India and Pakistan both share potentially fertile breeding grounds for the virus, with shaky health systems, densely crowded cities and poverty which makes economic lockdown prohibitively painful.

A food delivery boy walks past a hotel gate painted with Pakistan’s national flag on a street in Rawalpindi on June 6 – AFP

Pakistan passed its own grim milestone as the number of deaths from Covid-19 crossed the 2,000 mark on Sunday.

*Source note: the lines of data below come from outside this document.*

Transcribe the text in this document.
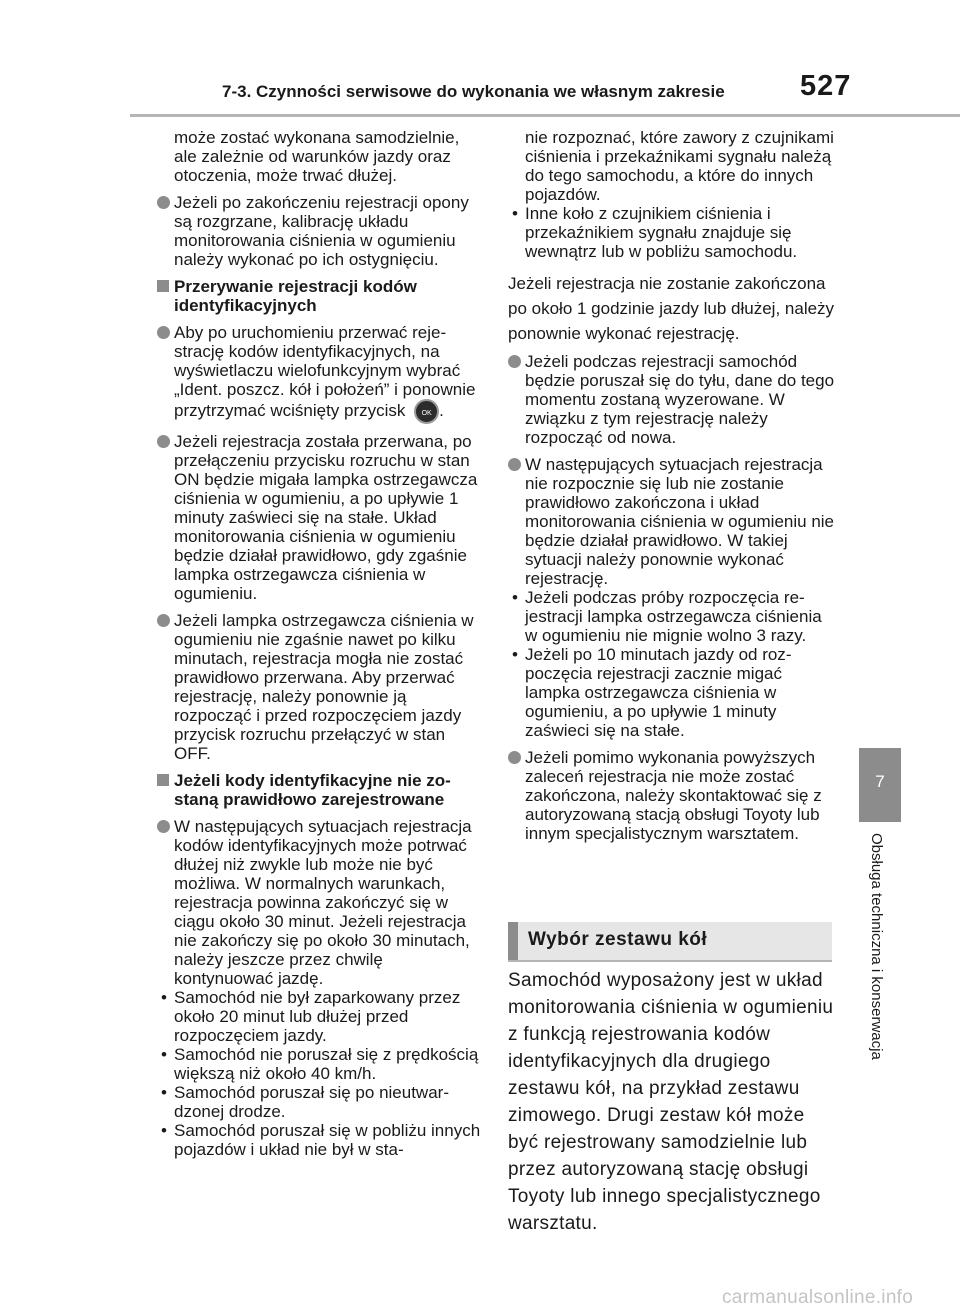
7-3. Czynności serwisowe do wykonania we własnym zakresie	527
7
Obsługa techniczna i konserwacja

może zostać wykonana samodzielnie, ale zależnie od warunków jazdy oraz otoczenia, może trwać dłużej.

Jeżeli po zakończeniu rejestracji opony są rozgrzane, kalibrację układu monitorowania ciśnienia w ogumieniu należy wykonać po ich ostygnięciu.

Przerywanie rejestracji kodów identyfikacyjnych

Aby po uruchomieniu przerwać rejestrację kodów identyfikacyjnych, na wyświetlaczu wielofunkcyjnym wybrać „Ident. poszcz. kół i położeń” i ponownie przytrzymać wciśnięty przycisk OK .

Jeżeli rejestracja została przerwana, po przełączeniu przycisku rozruchu w stan ON będzie migała lampka ostrzegawcza ciśnienia w ogumieniu, a po upływie 1 minuty zaświeci się na stałe. Układ monitorowania ciśnienia w ogumieniu będzie działał prawidłowo, gdy zgaśnie lampka ostrzegawcza ciśnienia w ogumieniu.

Jeżeli lampka ostrzegawcza ciśnienia w ogumieniu nie zgaśnie nawet po kilku minutach, rejestracja mogła nie zostać prawidłowo przerwana. Aby przerwać rejestrację, należy ponownie ją rozpocząć i przed rozpoczęciem jazdy przycisk rozruchu przełączyć w stan OFF.

Jeżeli kody identyfikacyjne nie zostaną prawidłowo zarejestrowane

W następujących sytuacjach rejestracja kodów identyfikacyjnych może potrwać dłużej niż zwykle lub może nie być możliwa. W normalnych warunkach, rejestracja powinna zakończyć się w ciągu około 30 minut. Jeżeli rejestracja nie zakończy się po około 30 minutach, należy jeszcze przez chwilę kontynuować jazdę.

• Samochód nie był zaparkowany przez około 20 minut lub dłużej przed rozpoczęciem jazdy.

• Samochód nie poruszał się z prędkością większą niż około 40 km/h.

• Samochód poruszał się po nieutwardzonej drodze.

• Samochód poruszał się w pobliżu innych pojazdów i układ nie był w sta-

nie rozpoznać, które zawory z czujnikami ciśnienia i przekaźnikami sygnału należą do tego samochodu, a które do innych pojazdów.

• Inne koło z czujnikiem ciśnienia i przekaźnikiem sygnału znajduje się wewnątrz lub w pobliżu samochodu.

Jeżeli rejestracja nie zostanie zakończona po około 1 godzinie jazdy lub dłużej, należy ponownie wykonać rejestrację.

Jeżeli podczas rejestracji samochód będzie poruszał się do tyłu, dane do tego momentu zostaną wyzerowane. W związku z tym rejestrację należy rozpocząć od nowa.

W następujących sytuacjach rejestracja nie rozpocznie się lub nie zostanie prawidłowo zakończona i układ monitorowania ciśnienia w ogumieniu nie będzie działał prawidłowo. W takiej sytuacji należy ponownie wykonać rejestrację.

• Jeżeli podczas próby rozpoczęcia rejestracji lampka ostrzegawcza ciśnienia w ogumieniu nie mignie wolno 3 razy.

• Jeżeli po 10 minutach jazdy od rozpoczęcia rejestracji zacznie migać lampka ostrzegawcza ciśnienia w ogumieniu, a po upływie 1 minuty zaświeci się na stałe.

Jeżeli pomimo wykonania powyższych zaleceń rejestracja nie może zostać zakończona, należy skontaktować się z autoryzowaną stacją obsługi Toyoty lub innym specjalistycznym warsztatem.

Wybór zestawu kół
Samochód wyposażony jest w układ monitorowania ciśnienia w ogumieniu z funkcją rejestrowania kodów identyfikacyjnych dla drugiego zestawu kół, na przykład zestawu zimowego. Drugi zestaw kół może być rejestrowany samodzielnie lub przez autoryzowaną stację obsługi Toyoty lub innego specjalistycznego warsztatu.
carmanualsonline.info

Pakistan is also  nudging 100,000 confirmed infections as the prime minister, Imran Khan warned the country of more than 220 million it would have to learn to live with the virus.

He has repeatedly said the country is too poor to go into a full lockdown, which he warned would devastate a failing economy, already dependent on billions of dollars in loans from international lending institutions.

The government’s mixed messages have led many to reject social distancing rules.

Pakistan’s medical professionals have pleaded for more controls and greater enforcement of social distancing directives. They’re infuriated that Khan’s government bowed to the radical religious right to keep open mosques, which have been one of the leading causes of the spikes in infections.

Pakistan says the numbers of cases and deaths is still below early estimates and it says that while the demands are increasing, there are still many intensive care beds available.

Doctors tell a different story, warning there has been a leap in cases after socialising to mark the end of Ramadan last month. Wards have filled up in recent days they warn.